Transcription factors play a crucial role in the growth, development, and morphogenesis of plants. Among these factors, the C2C2-Dof transcription factor has shown a close association with nitrogen metabolism, as revealed from the analysis of transcriptome data. The Dof transcription factors are known to participate in various biological processes such as photoresponse, photoperiod regulation, flowering, seed development, germination, plant hormone signaling, defense response, and nitrogen metabolism[32]. Notably, ZmDof1, identified in both Arabidopsis and rice, has been found to enhance nitrogen assimilation and promote plant growth, particularly under conditions of nitrogen deficiency[33]. Additionally, apart from the transcription factors specifically linked to nitrogen metabolism, the discovery of ERF transcription factors, closely related to seed development[34], has provided further insights into the genetic landscape of millet growth and development. These findings serve as valuable clues and foundations for the investigation of the nitrogen metabolism pathway in millet.

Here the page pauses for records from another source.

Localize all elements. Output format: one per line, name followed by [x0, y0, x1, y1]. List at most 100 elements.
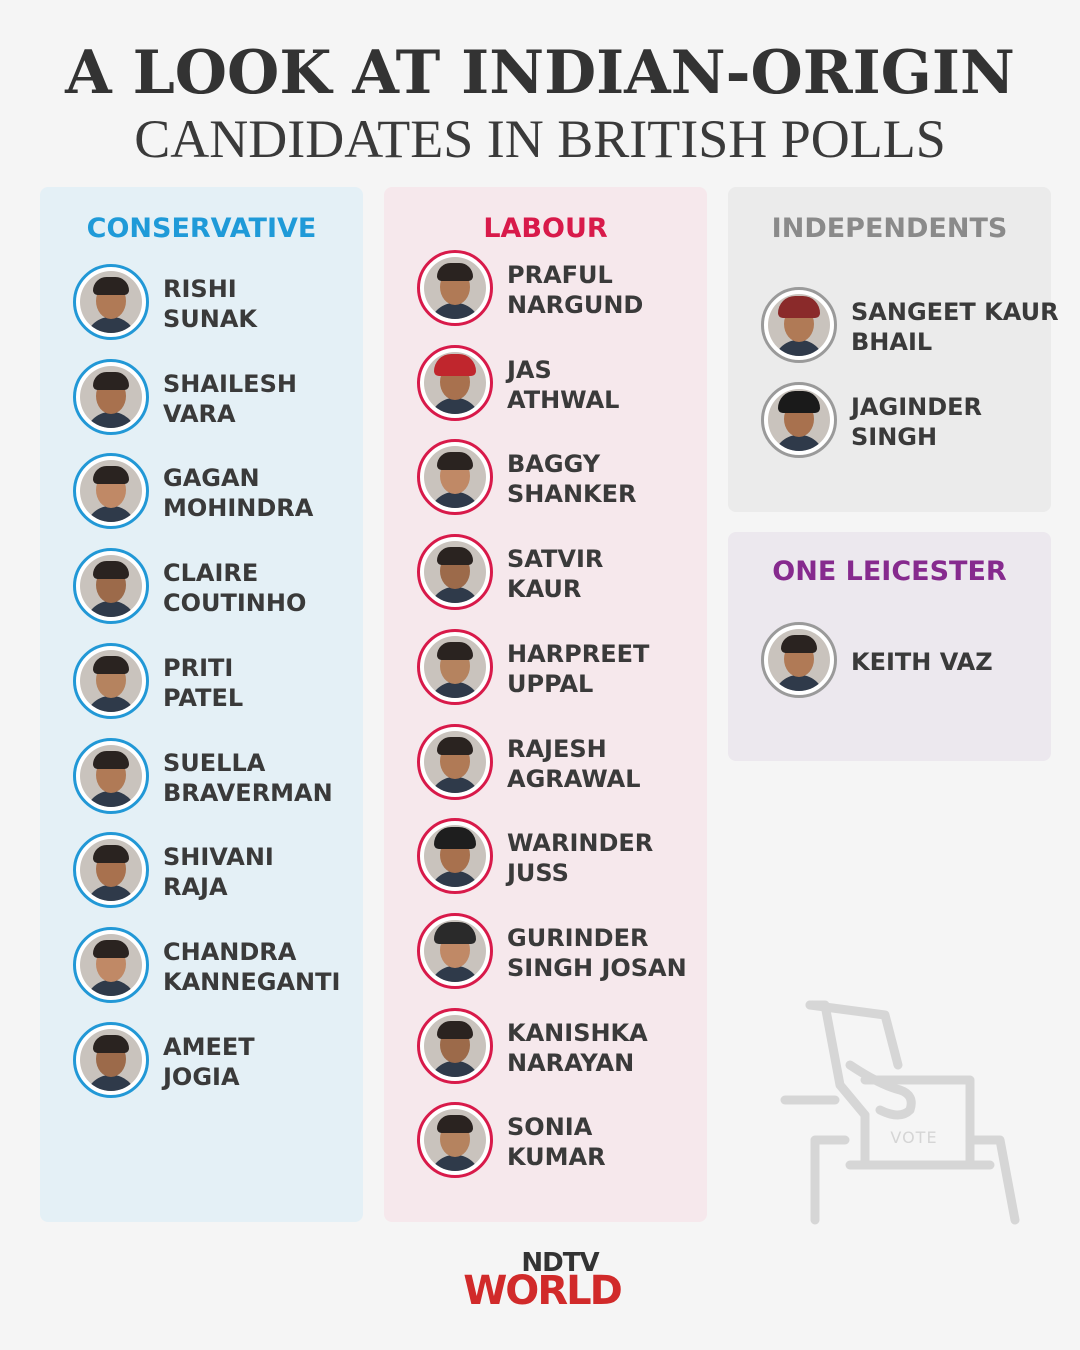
candidate-labour: WARINDER JUSS	[417, 818, 707, 898]
candidate-labour: JAS ATHWAL	[417, 344, 707, 425]
candidate-one-leicester: KEITH VAZ	[761, 622, 1051, 702]
candidate-photo	[417, 250, 493, 326]
candidate-name: KEITH VAZ	[851, 647, 993, 677]
candidate-name: BAGGY SHANKER	[507, 449, 637, 509]
candidate-name-line1: GAGAN	[163, 464, 260, 493]
candidate-name: CLAIRE COUTINHO	[163, 558, 306, 618]
candidate-name-line2: SHANKER	[507, 480, 637, 509]
page-title-line2: CANDIDATES IN BRITISH POLLS	[134, 109, 946, 169]
candidate-name: PRAFUL NARGUND	[507, 260, 643, 320]
candidate-conservative: SUELLA BRAVERMAN	[73, 737, 363, 818]
candidate-name-line1: CLAIRE	[163, 559, 259, 588]
candidate-name: CHANDRA KANNEGANTI	[163, 937, 340, 997]
candidate-name-line2: JOGIA	[163, 1062, 240, 1091]
candidate-name: SHAILESH VARA	[163, 369, 297, 429]
candidate-name: SHIVANI RAJA	[163, 842, 274, 902]
candidate-photo	[417, 723, 493, 800]
candidate-name-line1: HARPREET	[507, 639, 650, 668]
candidate-name-line2: SINGH	[851, 423, 938, 451]
candidate-name: RISHI SUNAK	[163, 274, 257, 334]
candidate-photo	[417, 344, 493, 421]
candidate-name: KANISHKA NARAYAN	[507, 1018, 648, 1078]
candidate-name: GAGAN MOHINDRA	[163, 463, 313, 523]
candidate-name: SUELLA BRAVERMAN	[163, 748, 333, 808]
candidate-photo	[73, 642, 149, 719]
candidate-labour: BAGGY SHANKER	[417, 439, 707, 519]
candidate-name-line2: VARA	[163, 399, 236, 428]
candidate-photo	[761, 382, 837, 458]
candidate-name-line2: AGRAWAL	[507, 764, 641, 793]
candidate-independents: SANGEET KAUR BHAIL	[761, 287, 1059, 367]
candidate-conservative: GAGAN MOHINDRA	[73, 453, 363, 533]
candidate-name-line2: UPPAL	[507, 669, 594, 698]
candidate-name-line2: ATHWAL	[507, 385, 620, 414]
candidate-name-line1: AMEET	[163, 1032, 255, 1061]
candidate-name: GURINDER SINGH JOSAN	[507, 923, 687, 983]
candidate-name: HARPREET UPPAL	[507, 639, 649, 699]
ndtv-logo: NDTV	[521, 1248, 599, 1278]
candidate-name-line2: COUTINHO	[163, 589, 307, 618]
candidate-labour: PRAFUL NARGUND	[417, 250, 707, 330]
candidate-photo	[417, 628, 493, 705]
world-logo: WORLD	[463, 1268, 623, 1314]
candidate-name-line1: PRITI	[163, 653, 234, 682]
candidate-photo	[417, 534, 493, 611]
candidate-photo	[417, 818, 493, 895]
candidate-photo	[417, 1007, 493, 1084]
labour-panel: LABOUR PRAFUL NARGUND JAS ATHWAL BAGGY SHANKE…	[384, 187, 707, 1222]
candidate-name: AMEET JOGIA	[163, 1032, 255, 1092]
candidate-labour: SATVIR KAUR	[417, 534, 707, 614]
candidate-name-line2: RAJA	[163, 873, 228, 902]
candidate-labour: GURINDER SINGH JOSAN	[417, 912, 707, 993]
candidate-conservative: PRITI PATEL	[73, 642, 363, 723]
candidate-labour: SONIA KUMAR	[417, 1102, 707, 1182]
candidate-name-line1: BAGGY	[507, 450, 601, 479]
vote-label: VOTE	[890, 1128, 938, 1147]
candidate-name: WARINDER JUSS	[507, 828, 653, 888]
candidate-name-line1: RAJESH	[507, 734, 607, 763]
candidate-name-line1: GURINDER	[507, 923, 649, 952]
candidate-labour: RAJESH AGRAWAL	[417, 723, 707, 804]
candidate-photo	[73, 926, 149, 1003]
candidate-name-line1: CHANDRA	[163, 937, 297, 966]
candidate-name: PRITI PATEL	[163, 653, 243, 713]
candidate-name-line2: SINGH JOSAN	[507, 953, 687, 982]
candidate-photo	[761, 287, 837, 363]
candidate-photo	[73, 358, 149, 435]
candidate-name-line1: KEITH VAZ	[851, 648, 993, 676]
candidate-conservative: CLAIRE COUTINHO	[73, 548, 363, 628]
conservative-heading: CONSERVATIVE	[86, 213, 317, 244]
candidate-photo	[417, 1102, 493, 1179]
independents-panel: INDEPENDENTS SANGEET KAUR BHAIL JAGINDER SI…	[728, 187, 1059, 512]
ballot-box-icon	[780, 995, 1025, 1225]
candidate-photo	[417, 912, 493, 989]
candidate-conservative: AMEET JOGIA	[73, 1021, 363, 1102]
candidate-photo	[417, 439, 493, 516]
one-leicester-heading: ONE LEICESTER	[772, 556, 1007, 587]
candidate-photo	[73, 1021, 149, 1098]
candidate-photo	[73, 832, 149, 909]
candidate-name-line2: NARAYAN	[507, 1048, 635, 1077]
candidate-name: SONIA KUMAR	[507, 1112, 606, 1172]
candidate-conservative: SHIVANI RAJA	[73, 832, 363, 912]
candidate-independents: JAGINDER SINGH	[761, 382, 1051, 462]
candidate-name-line1: SONIA	[507, 1113, 593, 1142]
candidate-name-line2: SUNAK	[163, 305, 258, 333]
candidate-name-line2: KANNEGANTI	[163, 967, 341, 996]
candidate-name: JAGINDER SINGH	[851, 392, 982, 452]
candidate-name-line1: SANGEET KAUR	[851, 298, 1059, 326]
candidate-name-line2: PATEL	[163, 683, 244, 712]
candidate-conservative: RISHI SUNAK	[73, 264, 363, 344]
candidate-name-line1: KANISHKA	[507, 1018, 648, 1047]
candidate-name-line1: SHIVANI	[163, 843, 274, 872]
candidate-photo	[761, 622, 837, 698]
candidate-name-line2: BRAVERMAN	[163, 778, 333, 807]
candidate-name-line1: SHAILESH	[163, 369, 297, 398]
candidate-name-line1: SUELLA	[163, 748, 266, 777]
labour-heading: LABOUR	[483, 213, 608, 244]
candidate-name-line2: NARGUND	[507, 291, 644, 319]
candidate-labour: HARPREET UPPAL	[417, 628, 707, 709]
candidate-name-line1: WARINDER	[507, 829, 654, 858]
candidate-name: RAJESH AGRAWAL	[507, 734, 641, 794]
candidate-name-line1: PRAFUL	[507, 261, 613, 289]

This study performed transcriptomic sequencing and functional annotation of DEGs in recombinant glutamic inbred lines under NN and LN. Through GO functional and KEGG pathway enrichment analyses, 15 genes closely related to amino acid and N metabolism and Dof TFs were screened and verified by RT-qPCR. The mechanism of their regulation during the tolerance of millet to LN was analyzed. However, further verification using overexpression and gene knockout is needed to determine the functions of the candidate genes. This study laid a foundation for the mining, cloning, and further verification of the functionally essential genes determining low N-tolerance in millet and also provided a theoretical basis for the in-depth analysis of the underlying molecular mechanism and variety improvement.